Sony had the first pre-E3 presentation, and it unveiled a couple of surprises. First, the much-maligned batarang controller is no more. The PlayStation 3 will come with a controller that looks the same as PS2’s, but is lighter and wireless — and has motion-sensing technology. That was supposed to be Nintendo’s big innovation for Wii. Did Sony steal Nintendo’s thunder?
I don’t think so. It’ll be cool to play games that let you move the character by moving the controller — how many times have you played with an overeager gamer who yanks the controller everywhere as though that’ll do anything — but it’s not the same as what Nintendo is doing. Other than some obvious uses — turn the controller to steer a car or plane or to look sideways, for instance — it doesn’t seem like the motion sensing could be a major part of most PS3 games. You’re still left with a bulky, traditional controller.
Nintendo, by contrast, is building the entire system around its remote-like controller. Games will be geared toward the controller, and it’ll be much more easy and intuitive to pretend-play tennis or sword fight with the wand controller than with a PS3 controller. I can’t see you even being able to do those things with the PS3 controller the way it’s designed. But even if you could, that wouldn’t change the fact that it’s a cumbersome, daunting device. As Lev Grossman writes in his excellent Time story on Wii,
The standard video-game controller is a kind of Siamese-twin affair, two joysticks fused together and studded with buttons, two triggers and a four-way toggle switch called a d-pad. In a game like Halo, players have to manipulate both joysticks simultaneously while working both triggers and pounding half a dozen buttons at the same time. The learning curve is steep. That presents a problem of what engineers call interface design: How do you make it easier for players to tell the machine what they want it to do?

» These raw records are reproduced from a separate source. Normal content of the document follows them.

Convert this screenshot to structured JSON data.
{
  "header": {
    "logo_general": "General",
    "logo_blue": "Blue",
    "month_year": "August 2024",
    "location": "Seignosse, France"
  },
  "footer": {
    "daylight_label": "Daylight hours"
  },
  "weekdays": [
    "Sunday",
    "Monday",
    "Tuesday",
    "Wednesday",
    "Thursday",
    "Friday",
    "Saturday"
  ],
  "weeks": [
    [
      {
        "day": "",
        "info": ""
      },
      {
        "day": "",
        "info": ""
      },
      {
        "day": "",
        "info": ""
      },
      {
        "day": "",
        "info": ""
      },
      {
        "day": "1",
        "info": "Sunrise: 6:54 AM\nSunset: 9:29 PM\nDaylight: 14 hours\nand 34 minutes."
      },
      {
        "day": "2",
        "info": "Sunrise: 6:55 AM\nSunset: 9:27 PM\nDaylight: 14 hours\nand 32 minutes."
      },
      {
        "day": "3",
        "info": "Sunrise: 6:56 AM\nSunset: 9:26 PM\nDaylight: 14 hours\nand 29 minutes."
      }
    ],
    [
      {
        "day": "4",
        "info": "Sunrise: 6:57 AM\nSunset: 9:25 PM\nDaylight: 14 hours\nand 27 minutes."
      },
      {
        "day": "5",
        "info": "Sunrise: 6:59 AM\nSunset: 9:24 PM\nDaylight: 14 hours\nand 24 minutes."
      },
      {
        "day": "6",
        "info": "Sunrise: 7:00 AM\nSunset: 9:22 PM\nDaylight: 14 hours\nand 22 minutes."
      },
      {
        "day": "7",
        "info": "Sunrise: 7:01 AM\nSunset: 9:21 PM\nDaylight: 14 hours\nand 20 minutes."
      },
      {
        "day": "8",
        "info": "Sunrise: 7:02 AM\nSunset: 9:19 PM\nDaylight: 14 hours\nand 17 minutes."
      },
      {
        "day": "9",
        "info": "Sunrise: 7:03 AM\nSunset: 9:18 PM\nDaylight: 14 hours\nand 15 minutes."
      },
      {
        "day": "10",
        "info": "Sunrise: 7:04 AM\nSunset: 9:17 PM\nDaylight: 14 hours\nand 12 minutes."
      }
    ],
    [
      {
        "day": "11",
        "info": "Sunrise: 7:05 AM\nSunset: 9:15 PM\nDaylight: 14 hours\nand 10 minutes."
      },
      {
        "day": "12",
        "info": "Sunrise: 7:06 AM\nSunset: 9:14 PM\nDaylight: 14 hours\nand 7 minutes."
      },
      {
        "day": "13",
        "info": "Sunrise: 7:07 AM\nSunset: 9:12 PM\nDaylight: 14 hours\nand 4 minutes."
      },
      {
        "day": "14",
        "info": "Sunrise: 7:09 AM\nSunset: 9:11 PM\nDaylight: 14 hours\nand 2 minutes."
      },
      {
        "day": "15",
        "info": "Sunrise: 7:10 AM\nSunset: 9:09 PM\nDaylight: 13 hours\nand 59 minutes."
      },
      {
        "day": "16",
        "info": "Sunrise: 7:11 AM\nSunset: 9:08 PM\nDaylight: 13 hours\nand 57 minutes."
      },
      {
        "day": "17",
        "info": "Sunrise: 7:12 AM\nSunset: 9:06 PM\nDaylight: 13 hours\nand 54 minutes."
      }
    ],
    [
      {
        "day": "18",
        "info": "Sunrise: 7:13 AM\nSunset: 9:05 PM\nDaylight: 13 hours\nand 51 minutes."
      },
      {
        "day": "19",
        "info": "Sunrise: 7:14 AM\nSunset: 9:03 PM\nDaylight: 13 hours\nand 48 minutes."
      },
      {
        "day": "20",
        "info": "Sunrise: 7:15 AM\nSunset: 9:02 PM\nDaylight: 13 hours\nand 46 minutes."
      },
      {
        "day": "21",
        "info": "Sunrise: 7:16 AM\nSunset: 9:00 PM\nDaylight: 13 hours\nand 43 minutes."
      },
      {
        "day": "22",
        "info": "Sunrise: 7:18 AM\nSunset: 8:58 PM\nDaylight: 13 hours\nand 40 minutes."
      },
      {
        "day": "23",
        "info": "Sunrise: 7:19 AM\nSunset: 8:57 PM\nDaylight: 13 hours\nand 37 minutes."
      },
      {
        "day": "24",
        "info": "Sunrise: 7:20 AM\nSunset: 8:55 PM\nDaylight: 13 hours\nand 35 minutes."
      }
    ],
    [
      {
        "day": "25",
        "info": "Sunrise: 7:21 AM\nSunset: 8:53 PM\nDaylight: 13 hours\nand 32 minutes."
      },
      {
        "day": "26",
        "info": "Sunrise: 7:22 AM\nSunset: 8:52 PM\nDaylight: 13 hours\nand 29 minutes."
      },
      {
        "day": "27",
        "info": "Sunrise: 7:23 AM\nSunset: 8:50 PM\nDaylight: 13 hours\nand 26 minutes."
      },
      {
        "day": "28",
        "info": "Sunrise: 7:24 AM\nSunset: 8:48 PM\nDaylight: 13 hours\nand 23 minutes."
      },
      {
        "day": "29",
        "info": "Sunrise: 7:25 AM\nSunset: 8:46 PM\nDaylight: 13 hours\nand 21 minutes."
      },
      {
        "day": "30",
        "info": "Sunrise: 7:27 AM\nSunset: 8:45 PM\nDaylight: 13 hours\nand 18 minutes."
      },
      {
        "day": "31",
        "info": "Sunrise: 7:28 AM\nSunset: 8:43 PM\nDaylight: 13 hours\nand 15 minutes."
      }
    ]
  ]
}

Nintendo isn’t just introducing a motion-sensing controller. It’s introducing a motion-sensor controller that’s simple to use and can be used to entice non-gamers. It potentially changes how games are designed and how they’re played. Here’s Grossman again:
It’s a remarkable experience. Instead of passively playing the games, with the new controller you physically perform them. You act them out. It’s almost like theater: the fourth wall between game and player dissolves. The sense of immersion –the illusion that you, personally, are projected into the game world — is powerful. And there’s an instant party atmosphere in the room. One advantage of the new controller is that it not only is fun, it looks fun. When you play with an old-style controller, you look like a loser, a blank-eyed joystick fondler. But when you’re jumping around and shaking your hulamaker, everybody’s having a good time.
So Sony’s got a good feature on its hands, but it’s nothing like what Nintendo has planned.